帝豪警備の実力は明海市全体で周知の事実だったが、野犬が帝豪の警備員五人を相手に勝てるということは、その実力を物語っていた。
「怖くて頭が真っ白になって、逃げることもできず、座ったまま殴られるのを待ってるのか?」
「大壯さんはますます役立たずになってきたな。自分で戦えないだけじゃなく、新しく雇った部下まで使い物にならないとは。俺たちのSKバーは、遊び人を養う場所じゃないんだぞ」周天陽は冷笑いを浮かべながら、林亦の方を見た。
野犬は近づき、林亦を見下ろすように立ち、即座に横蹴りを放った。この一蹴りは素早く果断で、空気を切り裂く音を立て、明らかに林亦の頭を狙っていた。
この一蹴りが当たれば、死ぬか重傷は免れない。
林亦は無表情のまま、野犬の蹴りが近づいた瞬間、左手を上げた。
「手で止めようとするのか?バカな奴め、野犬の蹴りで手の骨が折れるぞ!」この光景を見た周天陽は、冷ややかな笑みを浮かべた。
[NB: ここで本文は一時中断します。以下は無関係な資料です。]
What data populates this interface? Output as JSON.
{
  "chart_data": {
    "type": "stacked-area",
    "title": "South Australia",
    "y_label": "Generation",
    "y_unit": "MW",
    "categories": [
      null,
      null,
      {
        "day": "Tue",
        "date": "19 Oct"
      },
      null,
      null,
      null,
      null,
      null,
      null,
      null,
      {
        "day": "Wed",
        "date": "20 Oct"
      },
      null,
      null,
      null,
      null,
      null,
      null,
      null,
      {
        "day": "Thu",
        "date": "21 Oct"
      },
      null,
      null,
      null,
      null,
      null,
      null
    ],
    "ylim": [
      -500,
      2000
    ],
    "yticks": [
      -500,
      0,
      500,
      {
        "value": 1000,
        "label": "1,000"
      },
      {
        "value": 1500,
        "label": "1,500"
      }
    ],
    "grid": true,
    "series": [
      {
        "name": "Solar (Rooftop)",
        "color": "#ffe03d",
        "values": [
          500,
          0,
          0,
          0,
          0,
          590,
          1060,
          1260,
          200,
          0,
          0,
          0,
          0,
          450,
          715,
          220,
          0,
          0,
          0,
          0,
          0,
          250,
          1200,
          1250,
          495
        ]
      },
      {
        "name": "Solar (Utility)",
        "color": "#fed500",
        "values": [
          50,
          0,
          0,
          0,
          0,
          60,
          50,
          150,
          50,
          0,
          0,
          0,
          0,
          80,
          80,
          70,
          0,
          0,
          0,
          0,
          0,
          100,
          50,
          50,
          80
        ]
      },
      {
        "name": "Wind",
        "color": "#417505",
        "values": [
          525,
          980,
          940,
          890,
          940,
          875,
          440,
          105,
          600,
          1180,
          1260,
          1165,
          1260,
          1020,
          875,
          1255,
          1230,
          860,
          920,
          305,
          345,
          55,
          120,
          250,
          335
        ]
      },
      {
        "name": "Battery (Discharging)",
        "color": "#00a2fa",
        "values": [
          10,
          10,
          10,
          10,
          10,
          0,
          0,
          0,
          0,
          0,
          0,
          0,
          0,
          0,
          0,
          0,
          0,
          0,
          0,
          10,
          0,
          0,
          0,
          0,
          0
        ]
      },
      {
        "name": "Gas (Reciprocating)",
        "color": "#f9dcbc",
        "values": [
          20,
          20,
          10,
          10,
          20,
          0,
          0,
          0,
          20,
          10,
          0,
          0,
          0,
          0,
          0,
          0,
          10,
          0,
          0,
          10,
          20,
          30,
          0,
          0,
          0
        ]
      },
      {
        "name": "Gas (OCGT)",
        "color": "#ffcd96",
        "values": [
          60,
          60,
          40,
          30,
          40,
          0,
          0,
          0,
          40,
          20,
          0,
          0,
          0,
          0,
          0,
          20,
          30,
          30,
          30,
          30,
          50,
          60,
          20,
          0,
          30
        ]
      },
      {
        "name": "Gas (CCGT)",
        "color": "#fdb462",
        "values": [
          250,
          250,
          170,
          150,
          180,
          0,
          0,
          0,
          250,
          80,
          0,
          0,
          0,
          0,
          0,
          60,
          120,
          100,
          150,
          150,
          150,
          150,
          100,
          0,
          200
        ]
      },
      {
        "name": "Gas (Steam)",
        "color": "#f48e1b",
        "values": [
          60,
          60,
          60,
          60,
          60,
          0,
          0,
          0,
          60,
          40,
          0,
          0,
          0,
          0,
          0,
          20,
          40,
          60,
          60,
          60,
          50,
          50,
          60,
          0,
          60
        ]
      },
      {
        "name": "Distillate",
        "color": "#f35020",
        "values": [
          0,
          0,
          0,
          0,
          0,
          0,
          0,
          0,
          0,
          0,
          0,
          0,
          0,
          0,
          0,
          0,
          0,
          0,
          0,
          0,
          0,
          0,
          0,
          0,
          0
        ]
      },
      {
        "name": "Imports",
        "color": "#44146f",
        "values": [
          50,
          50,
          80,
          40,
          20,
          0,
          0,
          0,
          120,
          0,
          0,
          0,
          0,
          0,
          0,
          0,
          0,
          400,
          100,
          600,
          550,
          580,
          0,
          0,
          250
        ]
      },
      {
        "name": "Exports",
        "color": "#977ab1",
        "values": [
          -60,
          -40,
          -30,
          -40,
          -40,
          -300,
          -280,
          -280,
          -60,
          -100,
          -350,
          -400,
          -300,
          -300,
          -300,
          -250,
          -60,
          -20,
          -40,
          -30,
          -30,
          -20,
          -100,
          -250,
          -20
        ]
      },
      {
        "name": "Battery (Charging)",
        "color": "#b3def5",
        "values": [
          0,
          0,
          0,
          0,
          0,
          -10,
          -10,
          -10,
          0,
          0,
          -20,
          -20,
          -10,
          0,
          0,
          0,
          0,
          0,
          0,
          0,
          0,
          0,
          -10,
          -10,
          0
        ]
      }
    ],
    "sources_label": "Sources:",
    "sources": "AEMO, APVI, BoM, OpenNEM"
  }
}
次の瞬間、野犬に蹴り飛ばされると思われた林亦は、依然として安定して座っていた。
「まさか!」
周天陽は表情を変え、目を見開いて目の前の光景を見つめた。
林亦の左手の二本の指が野犬の右足の脛を掴んでおり、野犬の足は林亦の顔から5センチの距離で止まっていた。しかしその5センチの隙間は、まるで越えられない深淵のように、これ以上進むことを許さなかった!
「離せ!」野犬は心に驚きを覚え、反射的に足を引き抜こうとしたが、一度で成功せず、林亦の悠然とした表情を見て激怒した。
「このやろう!ぶっ潰してやる!」
野犬は怒鳴り声を上げ、左足で地面を蹴り、体を空中に浮かせ、180度回転して左足も林亦の頭に向かって蹴り出した。
「誰に向かって吠えているんだ」
林亦はゆっくりと口を開き、鋭い眼差しで、急に立ち上がると、左手で野犬の右足を掴み、右手で空中の左足を掴んで、野犬を空中で一回転させた後、突然手を放し、野犬の体を空中に放り投げた。続いて林亦は一歩前に出て、まだ地面に落ちていない野犬の胸を蹴り、二階から突き落とした。
野犬は二階から飛ばされ、一階に落下し、ちょうど下にあったテーブルと椅子に激突し、轟音を立てた。